2. Originally Posted by Shock
Hi.
Evaluate.

$\displaystyle \lim_{\ x\to 0}\frac{\log{cosx}-xsinx}{2e^{x^2}-cos2x-1}$
use L'Hopital ... twice.

3. Originally Posted by skeeter
use L'Hopital ... twice.

The prof said we have to solve it with taylor series.

4. Originally Posted by Shock

The prof said we have to solve it with taylor series.
hmm ... I think you'll still have to use L'Hopital with the polynomials.

maybe someone knows a shortcut. I apologize that I do not.

5. Look, this is kinda' news to me but it seems to fall out right.. So if we can obtain the Taylor series:

$\displaystyle \log(\cos(x))-x\sin(x)=-3/2 x^2+x^4/10+\cdots$

$\displaystyle 2e^{x^2}-\cos(2x)-1=4x^2+x^4/3+\cdots$

and then use long division:

$\displaystyle \begin{array}{rc@{}c} & \multicolumn{2}{l}{\, \, \, } \vspace*{0.12cm} \\ \cline{2-3} \multicolumn{1}{r}{4x^2+x^4/3+\cdots \hspace*{-4.8pt}} & \multicolumn{1}{l}{ \hspace*{-5.6pt} \Big) \hspace*{4.6pt} -3/2 x^2+x^4/12+\cdots} \\ & \multicolumn{2}{l}{\phantom{xxxxxxxxxxxxxxxxxxxxxx }} \end{array}$

note the first term is -3/8 and I assume the remainder will have powers of x so that as x->0, the limit is -3/8 which is the limit given by Mathematica.

I'm not entirely sure about the validity of this method with the other one since $\displaystyle \sqrt{x}$ has a branch-point at the origin.

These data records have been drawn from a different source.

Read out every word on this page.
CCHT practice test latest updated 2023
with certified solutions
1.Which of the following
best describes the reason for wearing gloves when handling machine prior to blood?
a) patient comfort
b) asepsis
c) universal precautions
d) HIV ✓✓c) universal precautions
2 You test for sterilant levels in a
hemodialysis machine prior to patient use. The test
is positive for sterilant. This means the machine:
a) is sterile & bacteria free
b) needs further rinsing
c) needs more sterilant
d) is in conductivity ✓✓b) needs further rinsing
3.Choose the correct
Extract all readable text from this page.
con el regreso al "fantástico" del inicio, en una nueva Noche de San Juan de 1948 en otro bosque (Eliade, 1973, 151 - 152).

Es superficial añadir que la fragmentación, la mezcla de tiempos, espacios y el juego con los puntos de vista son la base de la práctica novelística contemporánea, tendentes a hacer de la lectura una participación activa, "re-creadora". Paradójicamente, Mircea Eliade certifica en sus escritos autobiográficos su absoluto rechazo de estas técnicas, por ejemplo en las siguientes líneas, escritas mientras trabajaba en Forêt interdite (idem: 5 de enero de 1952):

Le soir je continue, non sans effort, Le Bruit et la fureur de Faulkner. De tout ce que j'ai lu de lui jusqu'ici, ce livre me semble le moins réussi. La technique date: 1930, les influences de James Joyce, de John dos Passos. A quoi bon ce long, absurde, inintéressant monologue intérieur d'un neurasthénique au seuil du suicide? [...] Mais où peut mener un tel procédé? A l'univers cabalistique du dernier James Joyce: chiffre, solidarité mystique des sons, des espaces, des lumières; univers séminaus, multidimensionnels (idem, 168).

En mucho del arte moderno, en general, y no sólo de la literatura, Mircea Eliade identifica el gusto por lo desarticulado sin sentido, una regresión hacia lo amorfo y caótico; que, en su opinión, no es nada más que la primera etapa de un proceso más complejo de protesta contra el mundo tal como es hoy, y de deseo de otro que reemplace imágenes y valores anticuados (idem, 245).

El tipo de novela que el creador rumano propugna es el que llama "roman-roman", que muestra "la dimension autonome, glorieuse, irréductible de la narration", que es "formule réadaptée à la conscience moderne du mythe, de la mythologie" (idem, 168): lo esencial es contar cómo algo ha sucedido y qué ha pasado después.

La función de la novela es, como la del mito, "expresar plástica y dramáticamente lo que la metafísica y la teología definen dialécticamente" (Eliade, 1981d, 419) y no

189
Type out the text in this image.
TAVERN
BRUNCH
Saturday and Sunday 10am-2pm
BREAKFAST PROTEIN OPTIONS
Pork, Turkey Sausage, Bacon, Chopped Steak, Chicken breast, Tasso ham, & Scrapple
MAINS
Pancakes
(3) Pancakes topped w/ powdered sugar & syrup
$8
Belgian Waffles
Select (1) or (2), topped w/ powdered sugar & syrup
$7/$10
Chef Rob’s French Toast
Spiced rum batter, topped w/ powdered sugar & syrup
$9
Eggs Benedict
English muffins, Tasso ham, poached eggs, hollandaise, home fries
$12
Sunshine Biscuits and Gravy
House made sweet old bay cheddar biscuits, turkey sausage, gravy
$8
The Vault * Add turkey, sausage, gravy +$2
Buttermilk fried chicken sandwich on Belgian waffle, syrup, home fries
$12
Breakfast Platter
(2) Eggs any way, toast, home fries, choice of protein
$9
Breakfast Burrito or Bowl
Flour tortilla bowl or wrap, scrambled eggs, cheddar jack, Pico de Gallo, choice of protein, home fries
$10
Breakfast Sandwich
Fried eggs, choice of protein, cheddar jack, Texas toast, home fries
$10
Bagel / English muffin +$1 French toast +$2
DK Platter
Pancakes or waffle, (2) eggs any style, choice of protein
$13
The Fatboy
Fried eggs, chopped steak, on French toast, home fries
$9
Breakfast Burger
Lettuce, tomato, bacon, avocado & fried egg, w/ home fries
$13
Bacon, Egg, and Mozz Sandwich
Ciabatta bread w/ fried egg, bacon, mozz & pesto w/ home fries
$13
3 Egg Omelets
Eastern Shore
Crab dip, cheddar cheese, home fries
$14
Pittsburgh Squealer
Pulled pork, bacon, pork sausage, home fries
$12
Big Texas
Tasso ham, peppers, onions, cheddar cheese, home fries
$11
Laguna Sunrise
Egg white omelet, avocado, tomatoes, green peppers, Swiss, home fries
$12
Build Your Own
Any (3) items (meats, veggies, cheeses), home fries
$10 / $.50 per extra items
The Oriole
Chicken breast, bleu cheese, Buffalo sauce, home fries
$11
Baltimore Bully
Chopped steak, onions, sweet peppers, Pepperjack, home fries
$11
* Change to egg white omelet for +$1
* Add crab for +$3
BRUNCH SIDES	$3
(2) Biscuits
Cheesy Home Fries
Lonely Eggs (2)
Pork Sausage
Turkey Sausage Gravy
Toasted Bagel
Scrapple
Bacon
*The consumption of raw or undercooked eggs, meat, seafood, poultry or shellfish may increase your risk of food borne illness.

6. Originally Posted by shawsend
Look, this is kinda' news to me but it seems to fall out right.. So if we can obtain the Taylor series:

$\displaystyle \log(\cos(x))-x\sin(x)=-3/2 x^2+x^4/10+\cdots$

$\displaystyle 2e^{x^2}-\cos(2x)-1=4x^2+x^4/3+\cdots$
not by "hand" I reckon ... ?

7. Originally Posted by skeeter
not by "hand" I reckon ... ?
Why not skeeter? They're both analytic at zero so it's easy to compute the first few terms of the Taylor series for each just be taking a few derivatives at x=0. I guess all this is ok. Never solved a limit this way before. Maybe some issues of uniform convergence is required for it to be valid though.

8. Originally Posted by shawsend
Why not skeeter? They're both analytic at zero so it's easy to compute the first few terms of the Taylor series for each just be taking a few derivatives at x=0. I guess all this is ok. Never solved a limit this way before. Maybe some issues of uniform convergence is required for it to be valid though.
... still seems like a pain-in-the-@ way to do it, IMHO.